Reste alors à assainir le climat au sein de la profession pour qu’elle puisse justement contribuer à ce débat de société. Et sur ce point M Fassi Fihri est très attendu. Lorsqu’il était à la tête de la Chambre des producteurs,  il était en compétition avec des concurrents. Il avait eu des dissidents de son groupe et qui seront aujourd’hui ses interlocuteurs …Là, il a  à faire preuve de tact et de savoir faire et surtout de grandeur d’esprit y compris par rapport à l’immense legs de son prédécesseur. Tout l’espoir est de ne pas le voir atteint par « le syndrome Ben Ali », du nom de l’un des anciens directeurs de 2M, appelé à succéder à Saïl en 2003 et qui consacra sa première année d’exercice à effacer les acquis réalisés et à une véritable chasse aux sorcières…ouvrant la voie au déclin actuel de la chaîne d’Aïn Sbaâ !
 Le nouveau directeur sera soumis rapidement à rude épreuve ; il n’aura même pas le temps d’apprécier le confort de son nouveau siège que des échéances vont se poser à lui comme de véritables tests ; des rites de passage comme disent les anthropologues. A commencer par le festival du court métrage  méditerranéen de Tanger dont la nouvelle édition est prévue du 13 au 18 octobre ; une édition qui a été en  grande partie préparée sous le règne de M. Saïl. Va-t-il adopter ce festival et continuer à le soutenir au moment où il connaît une grave crise financière ? Dans tous les cas, Tanger, hasard heureux comme en 1995, lu offrira une première vitrine, très prisée, pour envoyer un premier faisceau de signes…qui alimenteront les conversations dans différents salons et autres lieux préférés des gens de la profession.

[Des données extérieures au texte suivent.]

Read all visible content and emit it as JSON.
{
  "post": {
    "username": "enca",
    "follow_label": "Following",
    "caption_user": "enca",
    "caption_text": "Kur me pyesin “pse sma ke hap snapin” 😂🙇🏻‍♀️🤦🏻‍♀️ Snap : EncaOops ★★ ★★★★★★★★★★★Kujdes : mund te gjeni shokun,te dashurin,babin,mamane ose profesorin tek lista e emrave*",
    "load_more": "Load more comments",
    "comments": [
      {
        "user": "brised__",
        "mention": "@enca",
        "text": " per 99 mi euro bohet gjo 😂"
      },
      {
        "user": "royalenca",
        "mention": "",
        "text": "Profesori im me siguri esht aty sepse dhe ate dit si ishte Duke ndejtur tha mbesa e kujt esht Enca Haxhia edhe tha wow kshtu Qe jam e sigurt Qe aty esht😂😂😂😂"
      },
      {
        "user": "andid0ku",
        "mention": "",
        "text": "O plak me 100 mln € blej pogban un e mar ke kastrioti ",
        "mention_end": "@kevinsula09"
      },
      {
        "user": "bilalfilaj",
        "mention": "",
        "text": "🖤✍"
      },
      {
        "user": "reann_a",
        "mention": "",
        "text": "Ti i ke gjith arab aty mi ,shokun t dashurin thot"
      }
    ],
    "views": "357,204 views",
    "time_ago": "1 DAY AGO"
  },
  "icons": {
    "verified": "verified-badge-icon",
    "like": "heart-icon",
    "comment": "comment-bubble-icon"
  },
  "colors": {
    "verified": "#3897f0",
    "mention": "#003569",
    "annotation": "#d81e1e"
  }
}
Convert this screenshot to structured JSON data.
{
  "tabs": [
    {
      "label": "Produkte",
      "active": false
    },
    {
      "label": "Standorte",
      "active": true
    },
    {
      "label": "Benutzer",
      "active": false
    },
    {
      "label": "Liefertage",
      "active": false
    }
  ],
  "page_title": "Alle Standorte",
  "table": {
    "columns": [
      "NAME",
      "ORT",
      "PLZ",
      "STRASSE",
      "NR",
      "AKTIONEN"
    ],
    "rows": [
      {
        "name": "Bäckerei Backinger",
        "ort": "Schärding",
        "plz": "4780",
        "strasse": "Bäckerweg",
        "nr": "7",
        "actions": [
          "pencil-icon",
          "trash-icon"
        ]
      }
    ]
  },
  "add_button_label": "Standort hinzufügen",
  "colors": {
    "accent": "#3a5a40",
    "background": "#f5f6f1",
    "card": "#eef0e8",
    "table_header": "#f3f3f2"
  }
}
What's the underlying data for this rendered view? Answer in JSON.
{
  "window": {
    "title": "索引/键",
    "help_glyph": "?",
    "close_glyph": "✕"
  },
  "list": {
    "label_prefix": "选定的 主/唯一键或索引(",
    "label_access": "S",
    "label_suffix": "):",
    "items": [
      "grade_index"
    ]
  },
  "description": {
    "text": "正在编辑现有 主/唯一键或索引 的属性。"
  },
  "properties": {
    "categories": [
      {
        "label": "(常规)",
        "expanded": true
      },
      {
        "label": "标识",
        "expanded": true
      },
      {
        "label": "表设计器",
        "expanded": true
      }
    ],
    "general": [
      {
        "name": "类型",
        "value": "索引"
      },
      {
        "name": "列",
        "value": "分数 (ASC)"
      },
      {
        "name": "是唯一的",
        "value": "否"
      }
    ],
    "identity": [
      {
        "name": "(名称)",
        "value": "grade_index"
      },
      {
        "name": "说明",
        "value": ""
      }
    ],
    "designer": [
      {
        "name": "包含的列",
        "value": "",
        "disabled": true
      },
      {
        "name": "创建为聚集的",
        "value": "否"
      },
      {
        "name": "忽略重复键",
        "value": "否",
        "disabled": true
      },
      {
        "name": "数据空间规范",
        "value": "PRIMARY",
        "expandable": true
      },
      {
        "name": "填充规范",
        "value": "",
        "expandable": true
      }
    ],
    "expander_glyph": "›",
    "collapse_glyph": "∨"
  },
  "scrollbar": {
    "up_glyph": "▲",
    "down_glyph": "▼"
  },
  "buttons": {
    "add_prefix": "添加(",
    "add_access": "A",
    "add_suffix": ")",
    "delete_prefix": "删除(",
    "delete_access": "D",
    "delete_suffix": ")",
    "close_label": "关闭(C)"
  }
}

Avec sa nomination officielle, une partie de son profil et de son identité ont été dévoilés au grand public ; notamment, concernant son prénom qui était réduit dans l’échange courant à Sarem ; grâce au communiqué de M. Benkirane, on apprend, en fait que son prénom entier est Sarem Alhak. Sévérité et droit ! Tout un programme. Wait and see.
Mohammed Bakrim

(1)   In Les tribulations du dernier Sijilmassi, Fouad Laroui, page 304.